The company announced on Thursday that it had reached an agreement with James Cohen, magazine distributor and son of the founder of Hudson News. The sale would include two other publications, Globe and National Examiner.

In a statement, American Media President and CEO David Pecker said that Hudson News has the "long-term vision needed to ensure the growth of these brands." Announcing its intent to sell last week, AMI said it wanted to focus on its teen and active lifestyle brands.

The company has become embroiled in controversies surrounding Trump's presidential campaign, the details of which emerged as a result of federal investigations.

As part of a deal with federal prosecutors in New York City last year, AMI admitted that it helped arrange a payment to former Playboy model Karen McDougal to help Trump's campaign keep her quiet. The Enquirer allegedly used a tactic known as "catch-and-kill" — buying the rights to a damaging story in order to bury it.

Pecker, who has deep ties to Trump, personally agreed to collaborate with federal prosecutors to avoid prosecution himself.

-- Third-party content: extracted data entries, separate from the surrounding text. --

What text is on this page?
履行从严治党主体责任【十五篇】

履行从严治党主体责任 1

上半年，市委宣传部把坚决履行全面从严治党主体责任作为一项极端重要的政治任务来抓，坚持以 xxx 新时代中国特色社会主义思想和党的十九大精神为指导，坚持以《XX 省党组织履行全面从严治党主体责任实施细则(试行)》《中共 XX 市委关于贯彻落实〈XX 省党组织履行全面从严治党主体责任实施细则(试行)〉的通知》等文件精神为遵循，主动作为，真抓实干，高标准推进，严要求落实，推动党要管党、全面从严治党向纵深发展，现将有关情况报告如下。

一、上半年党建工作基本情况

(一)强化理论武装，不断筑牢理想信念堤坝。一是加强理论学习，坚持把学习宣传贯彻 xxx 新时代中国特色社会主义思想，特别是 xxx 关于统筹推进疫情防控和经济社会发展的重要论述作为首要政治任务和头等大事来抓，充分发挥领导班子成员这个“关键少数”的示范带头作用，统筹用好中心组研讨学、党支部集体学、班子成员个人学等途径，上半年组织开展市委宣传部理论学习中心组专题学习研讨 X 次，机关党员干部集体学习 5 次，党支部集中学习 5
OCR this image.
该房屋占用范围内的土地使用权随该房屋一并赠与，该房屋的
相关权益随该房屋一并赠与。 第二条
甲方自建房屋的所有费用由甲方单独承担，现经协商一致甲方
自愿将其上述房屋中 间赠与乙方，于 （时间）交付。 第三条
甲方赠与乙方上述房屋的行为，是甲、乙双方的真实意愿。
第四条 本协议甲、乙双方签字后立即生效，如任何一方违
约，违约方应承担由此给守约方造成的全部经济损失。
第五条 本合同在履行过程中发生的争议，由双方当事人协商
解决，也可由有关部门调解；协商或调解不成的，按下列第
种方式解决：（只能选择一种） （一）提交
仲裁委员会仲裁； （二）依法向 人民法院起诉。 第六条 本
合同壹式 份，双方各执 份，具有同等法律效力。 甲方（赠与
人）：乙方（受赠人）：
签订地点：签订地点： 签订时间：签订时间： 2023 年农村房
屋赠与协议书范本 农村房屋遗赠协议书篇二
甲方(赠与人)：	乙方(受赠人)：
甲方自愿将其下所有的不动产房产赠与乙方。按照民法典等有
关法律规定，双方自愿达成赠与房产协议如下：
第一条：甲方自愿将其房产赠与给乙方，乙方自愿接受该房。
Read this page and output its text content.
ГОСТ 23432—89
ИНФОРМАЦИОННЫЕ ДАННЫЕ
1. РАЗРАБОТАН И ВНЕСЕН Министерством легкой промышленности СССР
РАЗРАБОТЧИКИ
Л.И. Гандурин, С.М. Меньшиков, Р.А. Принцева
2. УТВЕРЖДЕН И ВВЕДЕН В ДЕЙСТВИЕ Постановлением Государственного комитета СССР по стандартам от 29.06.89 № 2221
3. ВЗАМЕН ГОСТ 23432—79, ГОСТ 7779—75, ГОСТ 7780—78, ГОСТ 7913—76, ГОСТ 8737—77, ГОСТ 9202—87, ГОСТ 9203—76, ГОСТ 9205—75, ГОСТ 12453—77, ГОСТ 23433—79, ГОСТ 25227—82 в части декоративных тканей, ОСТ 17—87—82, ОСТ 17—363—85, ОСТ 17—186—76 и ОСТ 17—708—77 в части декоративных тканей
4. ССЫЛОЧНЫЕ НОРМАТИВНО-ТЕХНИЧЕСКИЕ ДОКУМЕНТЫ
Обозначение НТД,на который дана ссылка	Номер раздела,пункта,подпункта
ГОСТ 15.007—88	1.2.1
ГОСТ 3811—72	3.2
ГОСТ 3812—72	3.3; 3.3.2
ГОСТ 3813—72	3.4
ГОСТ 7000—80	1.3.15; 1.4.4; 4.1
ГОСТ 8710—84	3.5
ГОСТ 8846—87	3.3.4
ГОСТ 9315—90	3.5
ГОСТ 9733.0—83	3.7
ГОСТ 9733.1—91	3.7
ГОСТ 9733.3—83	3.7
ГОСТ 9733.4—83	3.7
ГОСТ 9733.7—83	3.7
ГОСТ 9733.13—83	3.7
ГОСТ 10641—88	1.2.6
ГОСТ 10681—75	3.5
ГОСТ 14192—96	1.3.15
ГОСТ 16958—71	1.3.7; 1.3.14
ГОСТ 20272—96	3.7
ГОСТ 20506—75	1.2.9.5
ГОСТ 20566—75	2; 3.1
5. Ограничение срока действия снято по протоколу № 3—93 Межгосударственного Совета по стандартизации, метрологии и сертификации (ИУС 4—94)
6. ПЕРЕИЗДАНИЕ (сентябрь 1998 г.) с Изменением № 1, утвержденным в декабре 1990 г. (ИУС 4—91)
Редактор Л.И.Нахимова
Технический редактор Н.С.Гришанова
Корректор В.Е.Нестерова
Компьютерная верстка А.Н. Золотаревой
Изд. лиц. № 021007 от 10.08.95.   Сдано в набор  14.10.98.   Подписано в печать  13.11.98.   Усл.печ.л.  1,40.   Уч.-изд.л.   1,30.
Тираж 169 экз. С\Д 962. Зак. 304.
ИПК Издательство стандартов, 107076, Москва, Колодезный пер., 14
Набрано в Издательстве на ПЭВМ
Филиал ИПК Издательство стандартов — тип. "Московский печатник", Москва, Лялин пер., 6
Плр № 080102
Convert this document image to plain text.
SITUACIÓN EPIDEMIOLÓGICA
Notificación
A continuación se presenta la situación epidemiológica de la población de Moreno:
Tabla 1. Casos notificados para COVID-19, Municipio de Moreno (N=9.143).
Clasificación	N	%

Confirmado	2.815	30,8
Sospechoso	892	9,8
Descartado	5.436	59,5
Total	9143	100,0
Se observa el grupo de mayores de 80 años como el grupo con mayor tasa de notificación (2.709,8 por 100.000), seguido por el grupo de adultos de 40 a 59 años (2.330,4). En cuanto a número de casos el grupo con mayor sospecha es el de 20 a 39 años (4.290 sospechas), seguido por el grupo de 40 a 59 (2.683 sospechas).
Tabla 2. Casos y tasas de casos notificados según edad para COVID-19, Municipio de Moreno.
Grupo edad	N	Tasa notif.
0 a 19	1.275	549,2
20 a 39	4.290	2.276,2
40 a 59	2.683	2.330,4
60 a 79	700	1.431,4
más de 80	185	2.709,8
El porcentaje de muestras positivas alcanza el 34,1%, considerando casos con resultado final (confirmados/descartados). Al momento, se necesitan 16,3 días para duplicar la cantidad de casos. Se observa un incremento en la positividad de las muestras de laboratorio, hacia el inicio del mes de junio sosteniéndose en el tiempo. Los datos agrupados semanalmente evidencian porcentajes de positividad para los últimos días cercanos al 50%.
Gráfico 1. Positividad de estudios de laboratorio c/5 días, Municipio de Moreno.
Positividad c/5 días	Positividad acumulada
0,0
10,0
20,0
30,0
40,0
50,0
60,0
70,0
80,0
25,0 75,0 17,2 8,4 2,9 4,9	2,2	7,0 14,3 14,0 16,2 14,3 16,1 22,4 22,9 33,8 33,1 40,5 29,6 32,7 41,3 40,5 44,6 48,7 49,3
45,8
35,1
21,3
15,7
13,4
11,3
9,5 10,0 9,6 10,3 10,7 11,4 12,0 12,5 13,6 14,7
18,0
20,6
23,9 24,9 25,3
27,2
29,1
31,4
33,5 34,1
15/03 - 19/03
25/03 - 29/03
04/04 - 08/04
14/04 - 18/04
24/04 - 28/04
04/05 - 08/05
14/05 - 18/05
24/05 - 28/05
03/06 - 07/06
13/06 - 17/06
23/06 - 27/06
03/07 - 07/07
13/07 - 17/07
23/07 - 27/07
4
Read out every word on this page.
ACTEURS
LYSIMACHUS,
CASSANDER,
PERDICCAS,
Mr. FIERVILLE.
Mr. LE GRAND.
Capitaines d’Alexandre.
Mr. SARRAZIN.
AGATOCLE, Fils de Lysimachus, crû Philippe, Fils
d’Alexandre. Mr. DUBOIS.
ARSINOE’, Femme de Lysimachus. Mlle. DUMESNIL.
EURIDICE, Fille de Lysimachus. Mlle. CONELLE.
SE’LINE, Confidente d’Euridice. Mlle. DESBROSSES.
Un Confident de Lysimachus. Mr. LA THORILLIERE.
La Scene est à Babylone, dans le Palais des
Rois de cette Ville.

AMI also ran into a recent controversy with Amazon CEO and Washington Post owner Jeff Bezos, who accused the company of blackmailing him by threatening to publish potentially embarrassing personal photos. Bezos said that the company demanded he stop an investigation into how the tabloid obtained other private photos and texts of him and his girlfriend. AMI denied the accusations and said it had engaged "in good faith negotiations" with Bezos.

The company has run into financial trouble in recent years and said that the sale would reduce its debt to $355 million. The agreement also includes a multiyear service contract that AMI says will generate "substantial fees" for publishing, financial and distribution services, according to the company.